ダイフク、大型洗車機を9年ぶりに刷新
- 投稿日時
- 2026/06/02 08:00
- 更新日時
- 2026/06/02 08:00
高精度センサーと高圧水を装備、特装車にも対応
ダイフクはトラックやバスなどの大型車両向け洗車機を9年ぶりに刷新。新機種の「カミオン グレイト」を「ジャパントラックショー2026」(パシフィコ横浜、5月14~16日)で初披露した。
物流・運輸・建設・バスなどの業界では、人手不足と働き方改革への対応が急務となっている。中でも洗車作業は運送後にドライバー自身が行うため、現場負担や働き方の改善を阻害する要因となっている。
「夏は暑く冬は寒い。洗車業務が嫌で辞めるという方もいると聞く。洗車機導入が人材採用のアピールにもつながるため、導入を検討いただくケースが増えている」
そう話すダイフク洗車機の販売・サービスを担うダイフクプラスモアの栃内振一郎部長は、導入メリットが洗車作業の負担軽減だけではないと強調する。手洗いだと30分から1時間ほどかかるトラック1台の洗車がカミオン グレイトなら最短約4分で完了するため、「労務時間の大幅な短縮に加え、使用水量も150㍑に抑えられ、ランニングコストや環境負荷を低減できる」という。
新機種の核心は高精度な車形検出センサーだ。同社は乗用車向けの洗浄機で国内トップクラスのシェアを持つ。そこで培った技術を応用することで、これまで対応が難しかった冷凍・冷蔵車のルーフ型室外機やバスの天井部エアコンなど複雑な形状へのブラッシングを可能にした。
「従来、これらの部分は大まかに洗うか、洗わないかの2択だった。車形の検出能力を上げることで、より最適な洗車が可能になった。これにより、ドライバーが脚立に乗って行っていた天面の洗浄作業などでは安全面の改善にもつながると考えている」(栃内部長、以下同)

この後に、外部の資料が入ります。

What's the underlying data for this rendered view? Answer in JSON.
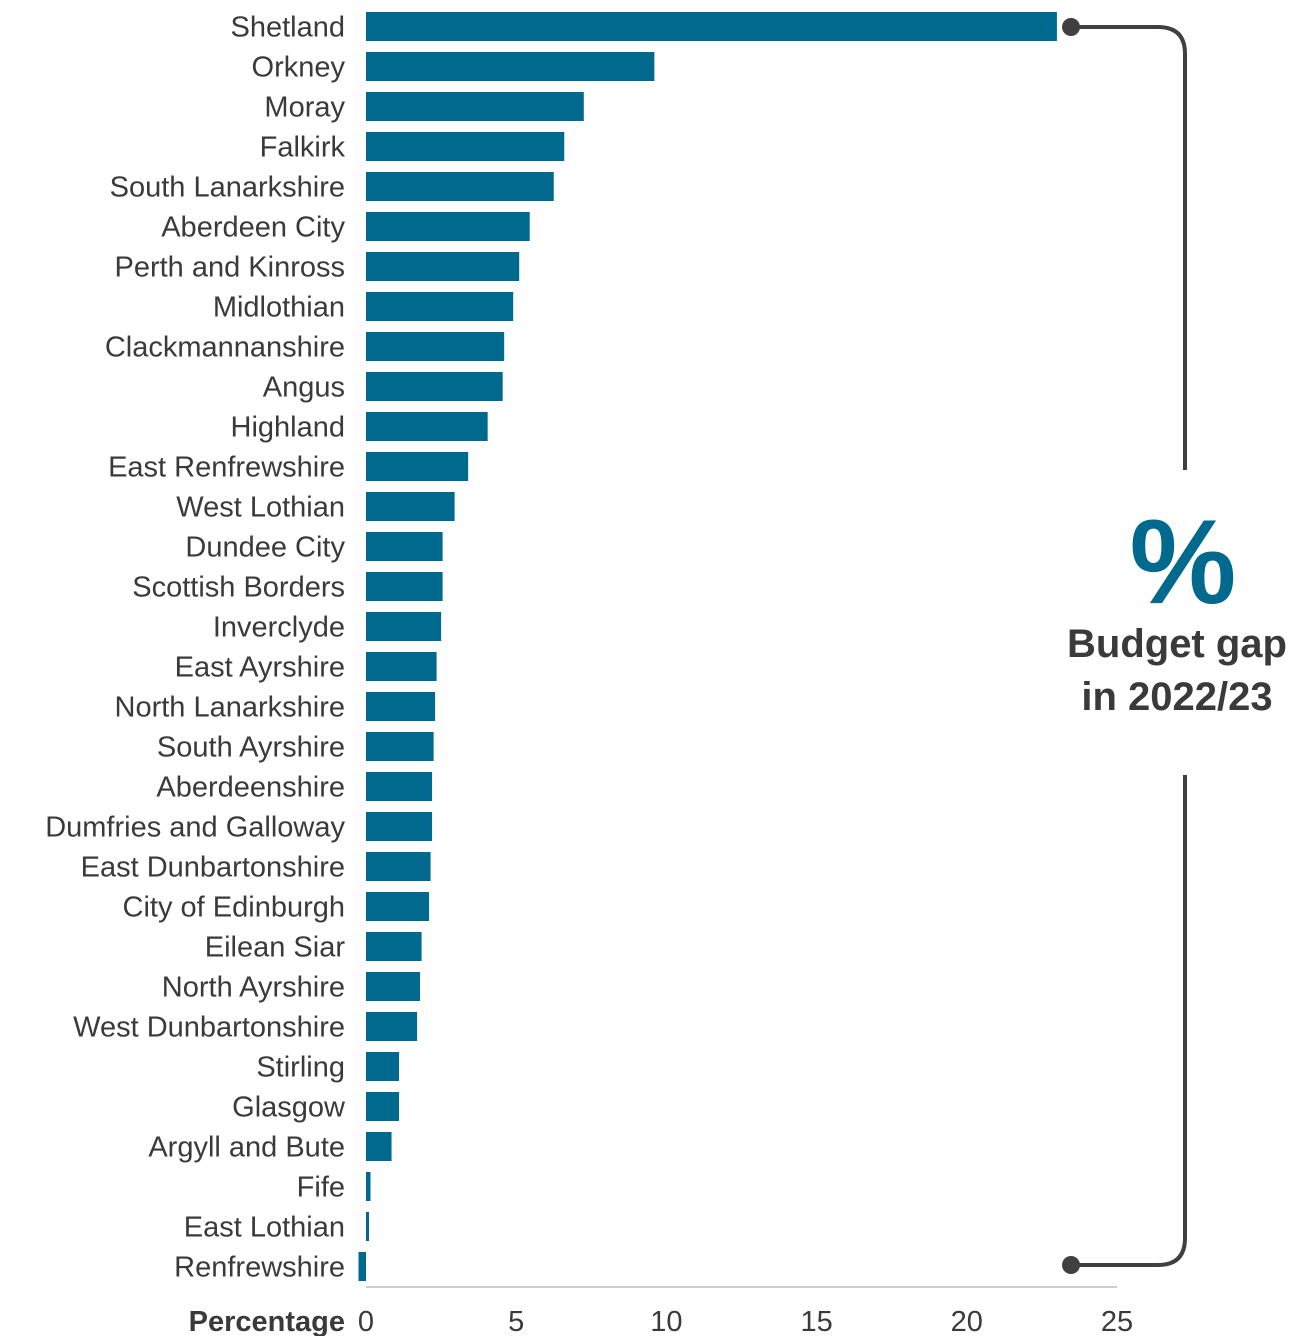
{
  "chart_data": {
    "type": "bar",
    "orientation": "horizontal",
    "categories": [
      "Shetland",
      "Orkney",
      "Moray",
      "Falkirk",
      "South Lanarkshire",
      "Aberdeen City",
      "Perth and Kinross",
      "Midlothian",
      "Clackmannanshire",
      "Angus",
      "Highland",
      "East Renfrewshire",
      "West Lothian",
      "Dundee City",
      "Scottish Borders",
      "Inverclyde",
      "East Ayrshire",
      "North Lanarkshire",
      "South Ayrshire",
      "Aberdeenshire",
      "Dumfries and Galloway",
      "East Dunbartonshire",
      "City of Edinburgh",
      "Eilean Siar",
      "North Ayrshire",
      "West Dunbartonshire",
      "Stirling",
      "Glasgow",
      "Argyll and Bute",
      "Fife",
      "East Lothian",
      "Renfrewshire"
    ],
    "values": [
      23.0,
      9.6,
      7.25,
      6.6,
      6.25,
      5.45,
      5.1,
      4.9,
      4.6,
      4.55,
      4.05,
      3.4,
      2.95,
      2.55,
      2.55,
      2.5,
      2.35,
      2.3,
      2.25,
      2.2,
      2.2,
      2.15,
      2.1,
      1.85,
      1.8,
      1.7,
      1.1,
      1.1,
      0.85,
      0.15,
      0.1,
      -0.25
    ],
    "xlabel": "Percentage",
    "xlim": [
      0,
      25
    ],
    "xticks": [
      0,
      5,
      10,
      15,
      20,
      25
    ],
    "grid": false,
    "bar_color": "#006a8e",
    "annotation": {
      "symbol": "%",
      "line1": "Budget gap",
      "line2": "in 2022/23",
      "symbol_color": "#006a8e",
      "text_color": "#3a3a3a",
      "bracket_color": "#404040"
    }
  }
}
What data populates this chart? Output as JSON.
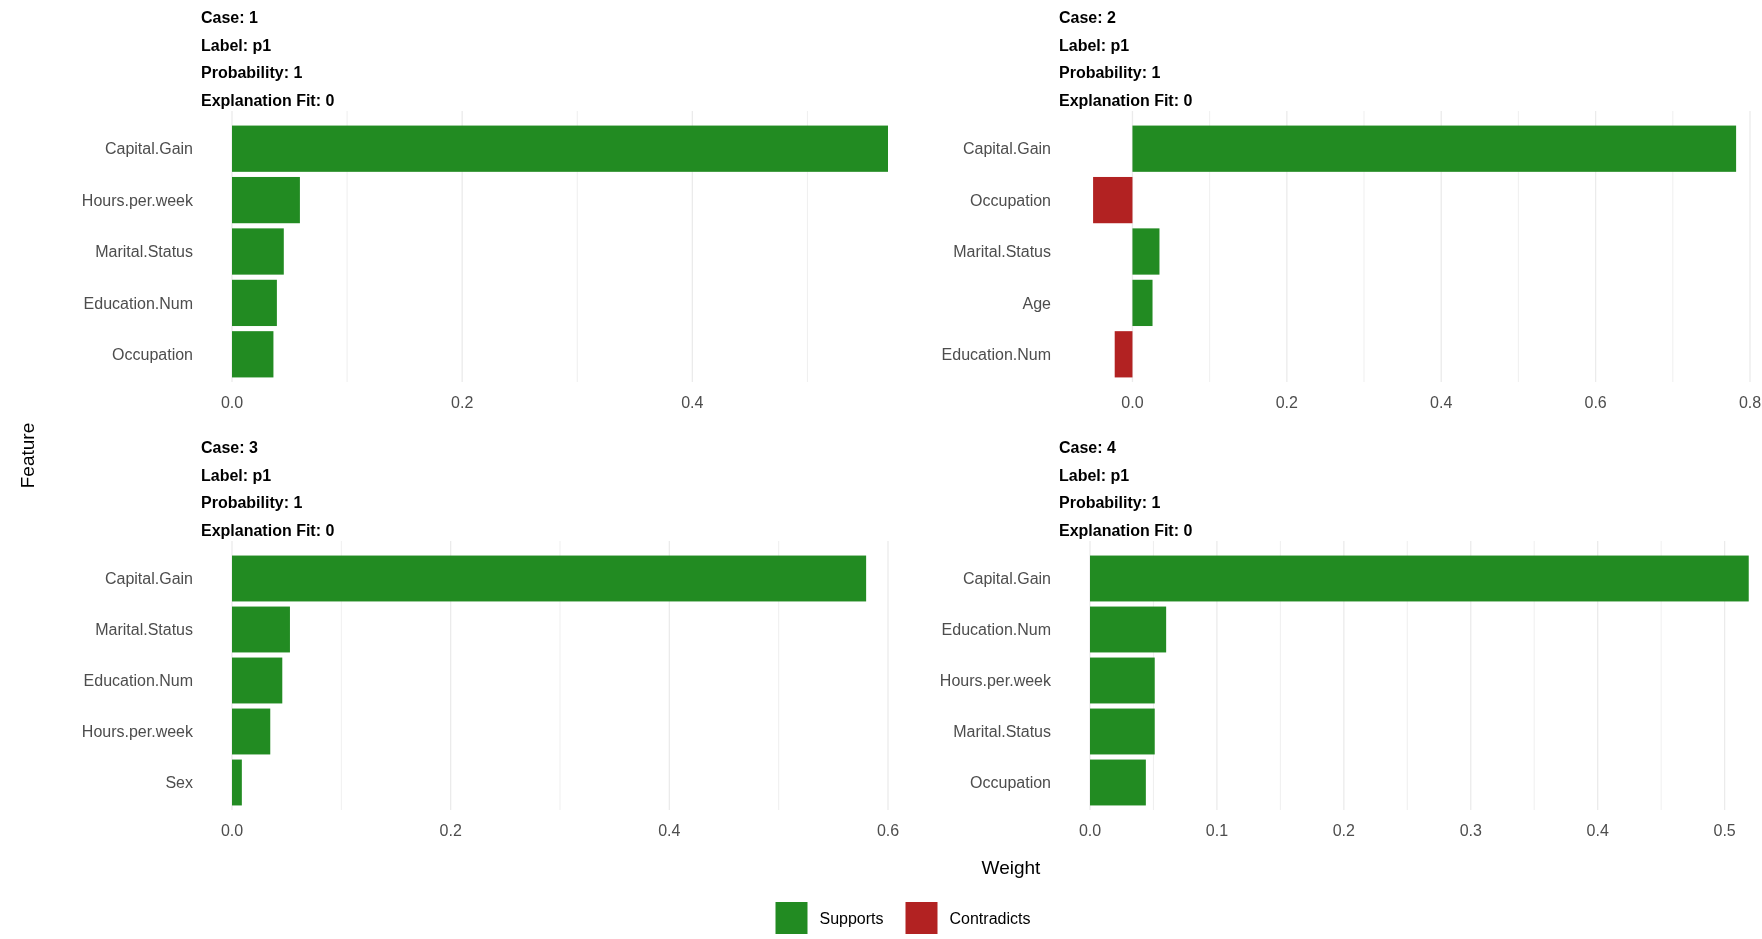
{
  "chart_data": [
    {
      "type": "bar",
      "orientation": "horizontal",
      "title": "Case: 1\nLabel: p1\nProbability: 1\nExplanation Fit: 0",
      "ylabel": "Feature",
      "categories": [
        "Capital.Gain",
        "Hours.per.week",
        "Marital.Status",
        "Education.Num",
        "Occupation"
      ],
      "series": [
        {
          "color": "#228b22",
          "values": [
            0.57,
            0.059,
            0.045,
            0.039,
            0.036
          ]
        }
      ],
      "xlim": [
        0,
        0.57
      ],
      "xticks": [
        {
          "value": 0,
          "label": "0.0"
        },
        {
          "value": 0.1,
          "label": null
        },
        {
          "value": 0.2,
          "label": "0.2"
        },
        {
          "value": 0.3,
          "label": null
        },
        {
          "value": 0.4,
          "label": "0.4"
        },
        {
          "value": 0.5,
          "label": null
        }
      ],
      "grid": "x"
    },
    {
      "type": "bar",
      "orientation": "horizontal",
      "title": "Case: 2\nLabel: p1\nProbability: 1\nExplanation Fit: 0",
      "categories": [
        "Capital.Gain",
        "Occupation",
        "Marital.Status",
        "Age",
        "Education.Num"
      ],
      "series": [
        {
          "name": "Supports",
          "color": "#228b22",
          "values": [
            0.782,
            null,
            0.035,
            0.026,
            null
          ]
        },
        {
          "name": "Contradicts",
          "color": "#b22222",
          "values": [
            null,
            -0.051,
            null,
            null,
            -0.023
          ]
        }
      ],
      "xlim": [
        -0.055,
        0.8
      ],
      "xticks": [
        {
          "value": 0,
          "label": "0.0"
        },
        {
          "value": 0.1,
          "label": null
        },
        {
          "value": 0.2,
          "label": "0.2"
        },
        {
          "value": 0.3,
          "label": null
        },
        {
          "value": 0.4,
          "label": "0.4"
        },
        {
          "value": 0.5,
          "label": null
        },
        {
          "value": 0.6,
          "label": "0.6"
        },
        {
          "value": 0.7,
          "label": null
        },
        {
          "value": 0.8,
          "label": "0.8"
        }
      ],
      "grid": "x",
      "legend": "bottom"
    },
    {
      "type": "bar",
      "orientation": "horizontal",
      "title": "Case: 3\nLabel: p1\nProbability: 1\nExplanation Fit: 0",
      "xlabel": "Weight",
      "categories": [
        "Capital.Gain",
        "Marital.Status",
        "Education.Num",
        "Hours.per.week",
        "Sex"
      ],
      "series": [
        {
          "color": "#228b22",
          "values": [
            0.58,
            0.053,
            0.046,
            0.035,
            0.009
          ]
        }
      ],
      "xlim": [
        0,
        0.6
      ],
      "xticks": [
        {
          "value": 0,
          "label": "0.0"
        },
        {
          "value": 0.1,
          "label": null
        },
        {
          "value": 0.2,
          "label": "0.2"
        },
        {
          "value": 0.3,
          "label": null
        },
        {
          "value": 0.4,
          "label": "0.4"
        },
        {
          "value": 0.5,
          "label": null
        },
        {
          "value": 0.6,
          "label": "0.6"
        }
      ],
      "grid": "x"
    },
    {
      "type": "bar",
      "orientation": "horizontal",
      "title": "Case: 4\nLabel: p1\nProbability: 1\nExplanation Fit: 0",
      "categories": [
        "Capital.Gain",
        "Education.Num",
        "Hours.per.week",
        "Marital.Status",
        "Occupation"
      ],
      "series": [
        {
          "color": "#228b22",
          "values": [
            0.519,
            0.06,
            0.051,
            0.051,
            0.044
          ]
        }
      ],
      "xlim": [
        0,
        0.52
      ],
      "xticks": [
        {
          "value": 0,
          "label": "0.0"
        },
        {
          "value": 0.05,
          "label": null
        },
        {
          "value": 0.1,
          "label": "0.1"
        },
        {
          "value": 0.15,
          "label": null
        },
        {
          "value": 0.2,
          "label": "0.2"
        },
        {
          "value": 0.25,
          "label": null
        },
        {
          "value": 0.3,
          "label": "0.3"
        },
        {
          "value": 0.35,
          "label": null
        },
        {
          "value": 0.4,
          "label": "0.4"
        },
        {
          "value": 0.45,
          "label": null
        },
        {
          "value": 0.5,
          "label": "0.5"
        }
      ],
      "grid": "x"
    }
  ]
}
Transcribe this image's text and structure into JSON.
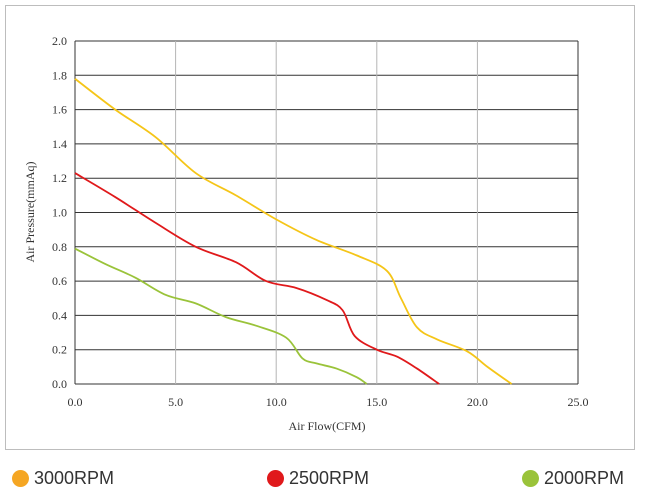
{
  "chart_data": {
    "type": "line",
    "xlabel": "Air Flow(CFM)",
    "ylabel": "Air Pressure(mmAq)",
    "xlim": [
      0,
      25
    ],
    "ylim": [
      0,
      2
    ],
    "x_ticks": [
      "0.0",
      "5.0",
      "10.0",
      "15.0",
      "20.0",
      "25.0"
    ],
    "y_ticks": [
      "0.0",
      "0.2",
      "0.4",
      "0.6",
      "0.8",
      "1.0",
      "1.2",
      "1.4",
      "1.6",
      "1.8",
      "2.0"
    ],
    "grid": true,
    "legend_position": "bottom",
    "series": [
      {
        "name": "3000RPM",
        "color": "#f5c518",
        "points": [
          [
            0,
            1.78
          ],
          [
            2,
            1.6
          ],
          [
            4,
            1.44
          ],
          [
            6,
            1.23
          ],
          [
            8,
            1.1
          ],
          [
            10,
            0.96
          ],
          [
            12,
            0.84
          ],
          [
            14,
            0.75
          ],
          [
            15.5,
            0.66
          ],
          [
            16.2,
            0.5
          ],
          [
            17,
            0.33
          ],
          [
            18,
            0.26
          ],
          [
            19.5,
            0.19
          ],
          [
            20.5,
            0.1
          ],
          [
            21.7,
            0.0
          ]
        ]
      },
      {
        "name": "2500RPM",
        "color": "#e0191b",
        "points": [
          [
            0,
            1.23
          ],
          [
            2,
            1.09
          ],
          [
            4,
            0.94
          ],
          [
            6,
            0.8
          ],
          [
            8,
            0.71
          ],
          [
            9.5,
            0.6
          ],
          [
            11,
            0.56
          ],
          [
            12.5,
            0.49
          ],
          [
            13.3,
            0.43
          ],
          [
            13.9,
            0.28
          ],
          [
            15,
            0.2
          ],
          [
            16,
            0.16
          ],
          [
            17,
            0.09
          ],
          [
            18.1,
            0.0
          ]
        ]
      },
      {
        "name": "2000RPM",
        "color": "#9ac33a",
        "points": [
          [
            0,
            0.79
          ],
          [
            1.5,
            0.7
          ],
          [
            3,
            0.62
          ],
          [
            4.5,
            0.52
          ],
          [
            6,
            0.47
          ],
          [
            7.5,
            0.39
          ],
          [
            9,
            0.34
          ],
          [
            10.5,
            0.27
          ],
          [
            11.3,
            0.15
          ],
          [
            12,
            0.12
          ],
          [
            13,
            0.09
          ],
          [
            14,
            0.04
          ],
          [
            14.5,
            0.0
          ]
        ]
      }
    ]
  }
}
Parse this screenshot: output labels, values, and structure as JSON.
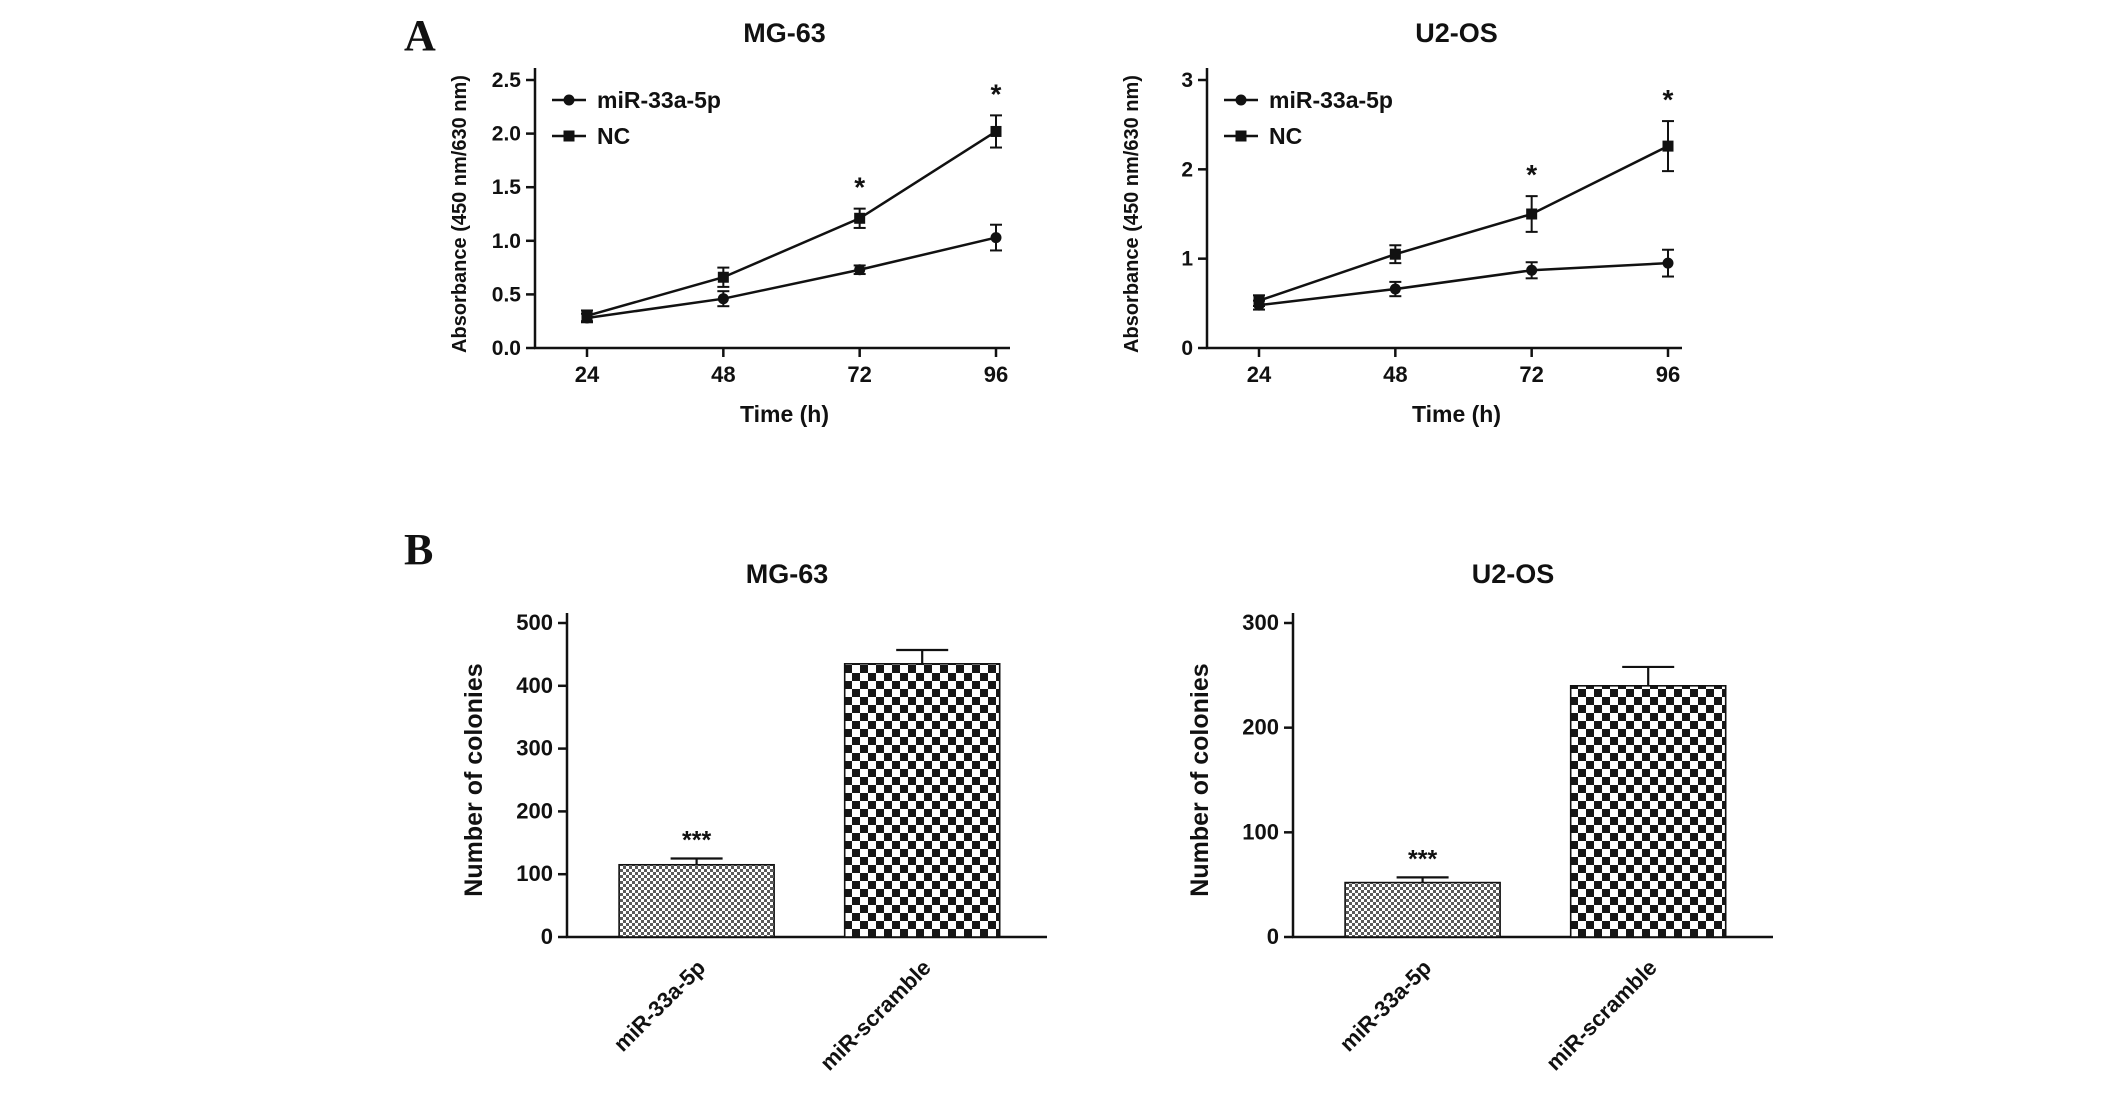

さらに、特装車向け外部洗浄装置「パラレルウォッシャー」で実績を持つ高圧洗浄機能を組み合わせることで、これまで洗えなかったダンプカーやミキサー車、タンクローリーなどの洗浄にも対応する。
■業界初を多数搭載
業界初の機能も多い。動線面ではドライブスルー方式のワンウェイ運用を初めて可能にした。従来は洗車後に車両をバックさせて退出する必要があったが、新機種では前進したまま通り抜けられる。これにより洗車時間をさらに半分の約2分に短縮でき、水使用量も約70㍑に抑えられる。「夕方に集中しがちな運送会社の洗車タイミングや、終バス後に一斉洗車が求められるバス会社の現場で、処理能力を高められる」
洗浄面でも、自社開発した純水生成装置を洗車機メーカーとして初めて搭載。水道水に含まれるカルキ成分を取り除くことで、ウォータースポット(水染み)の発生を予防する。洗車機と一貫して開発することで、純水生成時に発生する濃縮水は洗浄時に再利用でき、水の使用量を抑えているという。
同社の大型洗車機は中小企業向け省力化投資補助金の対象製品だが、新機種も登録申請を予定しており、補助を活用した導入も見込む。受注開始は8月。土・日、祝も稼働しているサービスセンターやIoTを活用した「洗車機スマートサポート」による遠隔監視・復旧など、強みとするアフターサービスも前面に押し出し、年間販売台数「100台」を目指す。